Yesterday Clause 119 – dubbed the hospital closure clause – of the Care Bill was approved as 297 MPs voted in favour, while 239 voted against.

It gives health secretary Jeremy Hunt greater powers to intervene to downgrade or close hospital services.

This includes those trusts with financial problems, or looking at reorganising health services in a region if one trust is failing.

MP Paul Burstow, the former Liberal Democrat health minister, asked for an amendment, which would mean local commissioning groups could veto such plans but this was not accepted.

Cllr Purvis said: ‘We were hoping the amendment would have been taken into consideration, as these decisions are supposed to be about democracy – except for exceptional circumstances. It’s completely wrong for any secretary of state to be able to make such a decision without consulting the community.’

According to the Labour party there are 30 hospital trusts that are ‘at risk’ because they are cash-strapped – including PHT.

Cllr Purvis added: ‘I’m not concerned about PHT because it has a strategy and the Clinical Commissioning Groups are committed to it.

‘In the short term I see no reason to worry.

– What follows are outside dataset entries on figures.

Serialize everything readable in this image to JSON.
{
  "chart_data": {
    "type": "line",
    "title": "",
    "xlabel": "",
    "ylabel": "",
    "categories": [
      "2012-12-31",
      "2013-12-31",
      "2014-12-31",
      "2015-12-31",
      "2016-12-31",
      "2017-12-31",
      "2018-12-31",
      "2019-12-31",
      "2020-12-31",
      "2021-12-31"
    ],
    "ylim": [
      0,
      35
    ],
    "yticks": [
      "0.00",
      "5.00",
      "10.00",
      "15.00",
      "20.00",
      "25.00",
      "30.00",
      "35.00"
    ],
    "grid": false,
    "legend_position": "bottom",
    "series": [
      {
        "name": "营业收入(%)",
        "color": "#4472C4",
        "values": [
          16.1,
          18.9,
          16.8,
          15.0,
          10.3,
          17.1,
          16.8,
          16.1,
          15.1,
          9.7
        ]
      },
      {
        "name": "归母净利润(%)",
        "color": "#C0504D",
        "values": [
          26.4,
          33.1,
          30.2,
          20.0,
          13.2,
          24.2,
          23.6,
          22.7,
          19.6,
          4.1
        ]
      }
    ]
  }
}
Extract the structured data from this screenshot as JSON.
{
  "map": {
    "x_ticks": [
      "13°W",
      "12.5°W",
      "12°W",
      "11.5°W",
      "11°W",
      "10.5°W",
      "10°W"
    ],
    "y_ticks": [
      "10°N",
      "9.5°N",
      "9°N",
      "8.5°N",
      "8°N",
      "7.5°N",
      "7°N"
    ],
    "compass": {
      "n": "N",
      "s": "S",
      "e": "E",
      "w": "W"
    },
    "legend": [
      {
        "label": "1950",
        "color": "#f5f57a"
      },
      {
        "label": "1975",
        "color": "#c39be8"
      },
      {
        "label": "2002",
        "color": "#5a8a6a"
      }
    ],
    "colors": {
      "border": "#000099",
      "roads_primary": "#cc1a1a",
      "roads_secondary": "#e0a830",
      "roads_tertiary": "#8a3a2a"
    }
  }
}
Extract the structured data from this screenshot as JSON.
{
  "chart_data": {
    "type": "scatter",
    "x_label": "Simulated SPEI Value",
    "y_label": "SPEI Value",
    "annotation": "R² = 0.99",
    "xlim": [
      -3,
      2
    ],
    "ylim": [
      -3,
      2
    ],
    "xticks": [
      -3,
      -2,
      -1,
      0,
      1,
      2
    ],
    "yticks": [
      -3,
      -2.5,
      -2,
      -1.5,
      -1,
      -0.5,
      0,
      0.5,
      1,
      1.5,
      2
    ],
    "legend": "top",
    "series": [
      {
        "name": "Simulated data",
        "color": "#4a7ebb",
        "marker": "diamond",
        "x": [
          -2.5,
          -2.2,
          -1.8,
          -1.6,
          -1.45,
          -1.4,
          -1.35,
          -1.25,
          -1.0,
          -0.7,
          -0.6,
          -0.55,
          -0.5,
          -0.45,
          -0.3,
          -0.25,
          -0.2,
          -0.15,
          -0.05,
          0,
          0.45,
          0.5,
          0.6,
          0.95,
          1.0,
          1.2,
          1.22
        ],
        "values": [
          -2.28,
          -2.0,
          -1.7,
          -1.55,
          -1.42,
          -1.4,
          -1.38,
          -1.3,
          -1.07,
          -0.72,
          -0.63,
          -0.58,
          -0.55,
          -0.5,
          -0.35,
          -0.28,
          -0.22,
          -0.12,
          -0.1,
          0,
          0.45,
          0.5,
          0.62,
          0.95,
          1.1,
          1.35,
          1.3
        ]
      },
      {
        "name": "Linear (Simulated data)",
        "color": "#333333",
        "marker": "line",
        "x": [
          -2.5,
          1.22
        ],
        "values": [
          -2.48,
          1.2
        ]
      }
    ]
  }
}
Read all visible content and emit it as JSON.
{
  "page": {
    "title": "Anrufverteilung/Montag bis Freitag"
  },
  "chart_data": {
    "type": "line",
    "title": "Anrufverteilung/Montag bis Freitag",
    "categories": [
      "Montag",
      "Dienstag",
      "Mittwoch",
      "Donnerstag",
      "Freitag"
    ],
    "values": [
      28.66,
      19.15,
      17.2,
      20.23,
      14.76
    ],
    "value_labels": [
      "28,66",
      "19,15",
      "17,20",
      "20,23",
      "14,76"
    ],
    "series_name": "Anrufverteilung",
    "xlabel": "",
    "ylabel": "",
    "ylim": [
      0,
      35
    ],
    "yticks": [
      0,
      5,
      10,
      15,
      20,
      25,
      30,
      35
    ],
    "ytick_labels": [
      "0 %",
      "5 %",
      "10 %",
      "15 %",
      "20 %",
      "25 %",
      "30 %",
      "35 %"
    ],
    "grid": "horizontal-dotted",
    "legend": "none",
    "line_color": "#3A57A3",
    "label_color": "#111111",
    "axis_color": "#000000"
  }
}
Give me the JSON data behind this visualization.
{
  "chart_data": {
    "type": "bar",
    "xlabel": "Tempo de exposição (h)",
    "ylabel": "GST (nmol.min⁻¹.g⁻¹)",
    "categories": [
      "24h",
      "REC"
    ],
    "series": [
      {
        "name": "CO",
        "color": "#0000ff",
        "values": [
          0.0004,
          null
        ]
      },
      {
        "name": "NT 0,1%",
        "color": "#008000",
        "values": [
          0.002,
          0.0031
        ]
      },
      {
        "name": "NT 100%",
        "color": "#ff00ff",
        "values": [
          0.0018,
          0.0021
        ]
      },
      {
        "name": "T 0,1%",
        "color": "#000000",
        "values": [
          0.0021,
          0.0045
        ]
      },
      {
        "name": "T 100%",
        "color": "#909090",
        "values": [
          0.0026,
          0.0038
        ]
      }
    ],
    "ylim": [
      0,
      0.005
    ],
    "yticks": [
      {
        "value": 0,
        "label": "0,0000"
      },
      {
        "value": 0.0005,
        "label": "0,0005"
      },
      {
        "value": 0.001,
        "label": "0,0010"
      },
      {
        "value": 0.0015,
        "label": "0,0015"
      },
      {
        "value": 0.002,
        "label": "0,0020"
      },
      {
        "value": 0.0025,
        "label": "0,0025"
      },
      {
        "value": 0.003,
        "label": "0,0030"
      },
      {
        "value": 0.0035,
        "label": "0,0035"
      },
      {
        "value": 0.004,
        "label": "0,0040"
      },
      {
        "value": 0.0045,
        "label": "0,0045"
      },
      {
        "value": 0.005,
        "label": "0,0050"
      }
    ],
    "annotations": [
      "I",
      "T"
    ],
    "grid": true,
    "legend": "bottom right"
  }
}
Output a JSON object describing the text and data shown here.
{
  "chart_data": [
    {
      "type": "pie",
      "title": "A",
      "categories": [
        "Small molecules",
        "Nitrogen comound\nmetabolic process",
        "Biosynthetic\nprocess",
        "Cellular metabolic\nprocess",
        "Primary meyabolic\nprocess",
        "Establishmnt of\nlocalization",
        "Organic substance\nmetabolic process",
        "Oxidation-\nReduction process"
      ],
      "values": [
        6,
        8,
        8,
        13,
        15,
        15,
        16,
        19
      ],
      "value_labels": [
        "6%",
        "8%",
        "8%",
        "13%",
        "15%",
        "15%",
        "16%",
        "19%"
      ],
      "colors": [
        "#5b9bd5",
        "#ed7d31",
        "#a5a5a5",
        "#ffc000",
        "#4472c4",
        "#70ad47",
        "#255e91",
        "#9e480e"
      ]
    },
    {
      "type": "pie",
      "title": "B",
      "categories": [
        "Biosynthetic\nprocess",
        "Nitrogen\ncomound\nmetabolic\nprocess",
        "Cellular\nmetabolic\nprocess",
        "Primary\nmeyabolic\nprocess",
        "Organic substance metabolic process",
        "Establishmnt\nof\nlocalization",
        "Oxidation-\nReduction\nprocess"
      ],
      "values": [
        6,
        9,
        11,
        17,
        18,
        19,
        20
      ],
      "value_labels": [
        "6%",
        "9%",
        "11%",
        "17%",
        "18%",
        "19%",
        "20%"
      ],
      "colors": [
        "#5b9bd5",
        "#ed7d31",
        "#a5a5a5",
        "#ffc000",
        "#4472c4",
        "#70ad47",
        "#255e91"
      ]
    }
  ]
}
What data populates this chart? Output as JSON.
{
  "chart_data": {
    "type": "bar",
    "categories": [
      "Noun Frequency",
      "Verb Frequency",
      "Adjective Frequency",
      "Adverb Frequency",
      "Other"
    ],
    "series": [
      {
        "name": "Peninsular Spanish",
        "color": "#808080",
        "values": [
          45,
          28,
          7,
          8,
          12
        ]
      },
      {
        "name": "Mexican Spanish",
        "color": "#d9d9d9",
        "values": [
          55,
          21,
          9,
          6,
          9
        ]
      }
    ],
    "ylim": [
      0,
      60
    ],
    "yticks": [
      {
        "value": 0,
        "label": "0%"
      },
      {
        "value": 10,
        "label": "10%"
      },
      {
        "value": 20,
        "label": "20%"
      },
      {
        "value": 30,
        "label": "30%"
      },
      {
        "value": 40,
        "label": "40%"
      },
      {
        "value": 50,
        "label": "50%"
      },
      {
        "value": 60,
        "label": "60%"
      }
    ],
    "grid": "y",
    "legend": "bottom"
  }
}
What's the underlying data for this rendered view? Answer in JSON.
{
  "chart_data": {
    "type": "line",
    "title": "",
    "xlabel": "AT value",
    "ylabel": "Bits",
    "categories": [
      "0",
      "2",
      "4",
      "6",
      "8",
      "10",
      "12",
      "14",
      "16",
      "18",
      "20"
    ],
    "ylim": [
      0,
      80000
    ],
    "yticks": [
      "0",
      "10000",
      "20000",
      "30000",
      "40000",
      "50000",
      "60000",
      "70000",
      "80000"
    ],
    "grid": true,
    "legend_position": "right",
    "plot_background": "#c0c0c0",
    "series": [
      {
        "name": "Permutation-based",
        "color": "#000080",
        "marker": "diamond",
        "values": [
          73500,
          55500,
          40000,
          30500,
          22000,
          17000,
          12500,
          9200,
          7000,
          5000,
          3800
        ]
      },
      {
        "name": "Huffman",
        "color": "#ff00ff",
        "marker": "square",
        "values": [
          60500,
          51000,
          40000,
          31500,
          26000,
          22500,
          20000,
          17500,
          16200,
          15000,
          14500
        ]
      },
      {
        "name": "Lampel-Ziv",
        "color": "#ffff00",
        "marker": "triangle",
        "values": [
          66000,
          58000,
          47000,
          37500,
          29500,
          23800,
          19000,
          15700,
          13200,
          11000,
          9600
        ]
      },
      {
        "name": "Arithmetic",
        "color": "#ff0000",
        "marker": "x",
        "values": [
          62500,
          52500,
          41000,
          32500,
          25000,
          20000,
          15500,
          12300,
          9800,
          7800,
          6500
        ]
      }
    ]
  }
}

‘But it is a concern for any secretary of state to have this clause.’

The clause was written following Mr Hunt’s attempts to close maternity and emergency services at Lewisham hospital in south London last year.

It came after the neighbouring South London Healthcare Trust went into administration, but Mr Hunt was told he could not by the court of appeal.

Because of this rejection, Clause 119 was drawn up.

It means trust special administrators who take over any failing NHS trusts in England can push through whatever other local changes they think are necessary, although they will have to consult the public, commissioners and staff.

It means clinically-well performing hospital trusts could face sanctions.